For gradient boosting and decision tree, we trained the classifiers on a training set containing 80% of randomly selected data instances, and test them on the test set containing the remaining 20% data instances. For k-NN and SVMs, we split the dataset into training set (60% data instances, randomly selected), validation set (20% data instances, randomly selected), and the test set (remaining 20% data instances). We used the validation set for the hyper-parameter optimization grid search : number k of neighbors for k-NN, and cost C hyper-parameter for the SVMs. We trained each model having a different hyper-parameter on the training set, applied it to the validation set, and then picked the one obtaining the highest MCC as final model to be applied to the test set. For all the classifiers, we repeated the experiment execution ten times and recorded the average results for MCC, F1 score, accuracy, true positive (TP) rate, and true negative (TN) rate.
We then ranked the results obtained on the test sets or the validation sets first based on the MCC, then based on the F1 score, and finally based on the accuracy (Table 5).
Results: different metric, different ranking. The three rankings we employed to report the same results (Table 5) show two interesting aspects. First, the top classifier changes when we consider the ranking based on MCC, F1 score, or accuracy. In the MCC ranking, in fact, the top performing method is gradient boosting (MCC = +0.55), while in the F1 score ranking and in the accuracy ranking the best classifier resulted being k-NN (F1 score = 0.87 and accuracy = 0.81). The ranks of the other methods change, too: linear SVM is ranked forth in the MCC ranking and in the accuracy ranking, but ranked second in the F1 score ranking. Decision tree changes its position from one ranking to another, too.
As mentioned earlier, for binary classifications like this, we prefer to focus on the ranking obtained by the MCC, because this rate generates a high score only if the classifier was able to correctly predict the majority of the positive data instances and the majority of the negative data instances.
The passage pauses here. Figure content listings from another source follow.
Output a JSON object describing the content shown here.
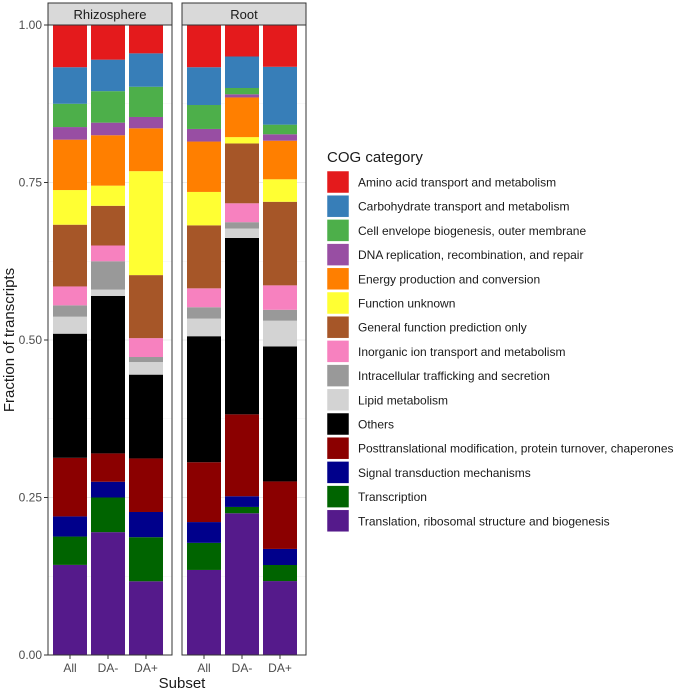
{
  "chart_data": {
    "type": "bar",
    "stacked": true,
    "xlabel": "Subset",
    "ylabel": "Fraction of transcripts",
    "ylim": [
      0,
      1
    ],
    "yticks": [
      "0.00",
      "0.25",
      "0.50",
      "0.75",
      "1.00"
    ],
    "categories": [
      "All",
      "DA-",
      "DA+"
    ],
    "legend": {
      "title": "COG category",
      "position": "right"
    },
    "panels": [
      {
        "name": "Rhizosphere",
        "bars": [
          {
            "category": "All",
            "fractions": {
              "Amino acid transport and metabolism": 0.067,
              "Carbohydrate transport and metabolism": 0.058,
              "Cell envelope biogenesis, outer membrane": 0.037,
              "DNA replication, recombination, and repair": 0.02,
              "Energy production and conversion": 0.08,
              "Function unknown": 0.055,
              "General function prediction only": 0.098,
              "Inorganic ion transport and metabolism": 0.03,
              "Intracellular trafficking and secretion": 0.018,
              "Lipid metabolism": 0.027,
              "Others": 0.197,
              "Posttranslational modification, protein turnover, chaperones": 0.093,
              "Signal transduction mechanisms": 0.032,
              "Transcription": 0.045,
              "Translation, ribosomal structure and biogenesis": 0.143
            }
          },
          {
            "category": "DA-",
            "fractions": {
              "Amino acid transport and metabolism": 0.055,
              "Carbohydrate transport and metabolism": 0.05,
              "Cell envelope biogenesis, outer membrane": 0.05,
              "DNA replication, recombination, and repair": 0.02,
              "Energy production and conversion": 0.08,
              "Function unknown": 0.032,
              "General function prediction only": 0.063,
              "Inorganic ion transport and metabolism": 0.025,
              "Intracellular trafficking and secretion": 0.045,
              "Lipid metabolism": 0.01,
              "Others": 0.25,
              "Posttranslational modification, protein turnover, chaperones": 0.045,
              "Signal transduction mechanisms": 0.025,
              "Transcription": 0.055,
              "Translation, ribosomal structure and biogenesis": 0.195
            }
          },
          {
            "category": "DA+",
            "fractions": {
              "Amino acid transport and metabolism": 0.045,
              "Carbohydrate transport and metabolism": 0.053,
              "Cell envelope biogenesis, outer membrane": 0.048,
              "DNA replication, recombination, and repair": 0.018,
              "Energy production and conversion": 0.068,
              "Function unknown": 0.165,
              "General function prediction only": 0.1,
              "Inorganic ion transport and metabolism": 0.03,
              "Intracellular trafficking and secretion": 0.008,
              "Lipid metabolism": 0.02,
              "Others": 0.133,
              "Posttranslational modification, protein turnover, chaperones": 0.085,
              "Signal transduction mechanisms": 0.04,
              "Transcription": 0.07,
              "Translation, ribosomal structure and biogenesis": 0.117
            }
          }
        ]
      },
      {
        "name": "Root",
        "bars": [
          {
            "category": "All",
            "fractions": {
              "Amino acid transport and metabolism": 0.067,
              "Carbohydrate transport and metabolism": 0.06,
              "Cell envelope biogenesis, outer membrane": 0.038,
              "DNA replication, recombination, and repair": 0.02,
              "Energy production and conversion": 0.08,
              "Function unknown": 0.053,
              "General function prediction only": 0.1,
              "Inorganic ion transport and metabolism": 0.03,
              "Intracellular trafficking and secretion": 0.018,
              "Lipid metabolism": 0.028,
              "Others": 0.2,
              "Posttranslational modification, protein turnover, chaperones": 0.095,
              "Signal transduction mechanisms": 0.033,
              "Transcription": 0.043,
              "Translation, ribosomal structure and biogenesis": 0.135
            }
          },
          {
            "category": "DA-",
            "fractions": {
              "Amino acid transport and metabolism": 0.05,
              "Carbohydrate transport and metabolism": 0.05,
              "Cell envelope biogenesis, outer membrane": 0.01,
              "DNA replication, recombination, and repair": 0.005,
              "Energy production and conversion": 0.063,
              "Function unknown": 0.01,
              "General function prediction only": 0.095,
              "Inorganic ion transport and metabolism": 0.03,
              "Intracellular trafficking and secretion": 0.01,
              "Lipid metabolism": 0.015,
              "Others": 0.28,
              "Posttranslational modification, protein turnover, chaperones": 0.13,
              "Signal transduction mechanisms": 0.017,
              "Transcription": 0.01,
              "Translation, ribosomal structure and biogenesis": 0.225
            }
          },
          {
            "category": "DA+",
            "fractions": {
              "Amino acid transport and metabolism": 0.065,
              "Carbohydrate transport and metabolism": 0.09,
              "Cell envelope biogenesis, outer membrane": 0.015,
              "DNA replication, recombination, and repair": 0.01,
              "Energy production and conversion": 0.06,
              "Function unknown": 0.035,
              "General function prediction only": 0.13,
              "Inorganic ion transport and metabolism": 0.038,
              "Intracellular trafficking and secretion": 0.017,
              "Lipid metabolism": 0.04,
              "Others": 0.21,
              "Posttranslational modification, protein turnover, chaperones": 0.105,
              "Signal transduction mechanisms": 0.025,
              "Transcription": 0.025,
              "Translation, ribosomal structure and biogenesis": 0.115
            }
          }
        ]
      }
    ],
    "series": [
      {
        "name": "Amino acid transport and metabolism",
        "color": "#e41a1c"
      },
      {
        "name": "Carbohydrate transport and metabolism",
        "color": "#377eb8"
      },
      {
        "name": "Cell envelope biogenesis, outer membrane",
        "color": "#4daf4a"
      },
      {
        "name": "DNA replication, recombination, and repair",
        "color": "#984ea3"
      },
      {
        "name": "Energy production and conversion",
        "color": "#ff7f00"
      },
      {
        "name": "Function unknown",
        "color": "#ffff33"
      },
      {
        "name": "General function prediction only",
        "color": "#a65628"
      },
      {
        "name": "Inorganic ion transport and metabolism",
        "color": "#f781bf"
      },
      {
        "name": "Intracellular trafficking and secretion",
        "color": "#999999"
      },
      {
        "name": "Lipid metabolism",
        "color": "#d3d3d3"
      },
      {
        "name": "Others",
        "color": "#000000"
      },
      {
        "name": "Posttranslational modification, protein turnover, chaperones",
        "color": "#8b0000"
      },
      {
        "name": "Signal transduction mechanisms",
        "color": "#00008b"
      },
      {
        "name": "Transcription",
        "color": "#006400"
      },
      {
        "name": "Translation, ribosomal structure and biogenesis",
        "color": "#551a8b"
      }
    ],
    "stack_order_bottom_to_top": [
      "Translation, ribosomal structure and biogenesis",
      "Transcription",
      "Signal transduction mechanisms",
      "Posttranslational modification, protein turnover, chaperones",
      "Others",
      "Lipid metabolism",
      "Intracellular trafficking and secretion",
      "Inorganic ion transport and metabolism",
      "General function prediction only",
      "Function unknown",
      "Energy production and conversion",
      "DNA replication, recombination, and repair",
      "Cell envelope biogenesis, outer membrane",
      "Carbohydrate transport and metabolism",
      "Amino acid transport and metabolism"
    ],
    "grid": true,
    "facet_strip_color": "#d9d9d9"
  }
}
In our example, in fact, the top MCC ranking classifier gradient boosting did quite well both on the recall (TP rate = 0.85) and on the specificity (TN rate = 0.69). k-NN, that is the top performing method both in the F1 score ranking and in the accuracy ranking, instead, obtained an excellent score for recall (TP rate = 0.92) but just sufficient on the specificity (TN rate = 0.52).
The F1 score ranking and the accuracy ranking, in conclusion, are hiding this important flaw of the top classifier: k-NN was unable top correctly predict a high percentage of patients. The MCC ranking, instead, takes into account this information.
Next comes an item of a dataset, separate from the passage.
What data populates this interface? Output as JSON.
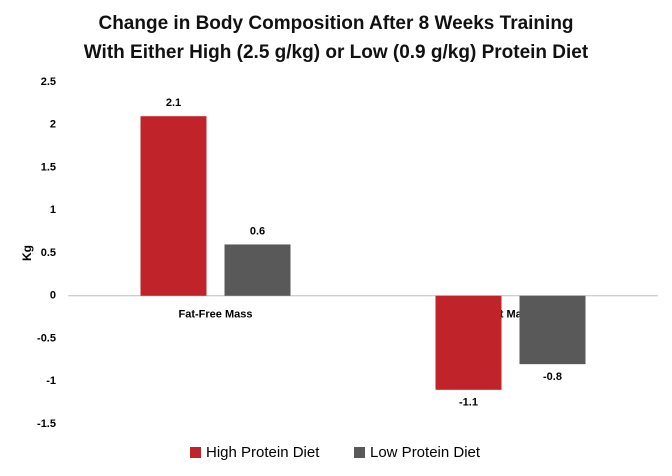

Results: F1 score and accuracy can mislead, but MCC does not. The second interesting aspect of the results we obtained relates to the radial SVM (Table 5). If a researcher decided to evaluate the performance of this method by observing only the F1 score and the accuracy, she/he would notice good results (F1 score = 0.75 and accuracy = 0.67) and might be satisfied about them. These results, in fact, mean 3/4 correct F1 score and 2/3 correct accuracy.
However, these values of F1 score and accuracy would mislead the researcher once again: with a closer look to the results, one can notice that the radial SVM has performed poorly on the true negatives (TN rate = 0.40), by correctly predicting less than half patients. Similar to the synthetic Use case A1 previously described (Fig. 2 and Table 4), the Matthews correlation coefficient is the only aggregate rate highlighting the weak performance of the classifier here. With its low value (MCC = +0.29), the MCC informs the readers about the poor general outcome of the radial SVM, while the accuracy and F1 score show misleading values.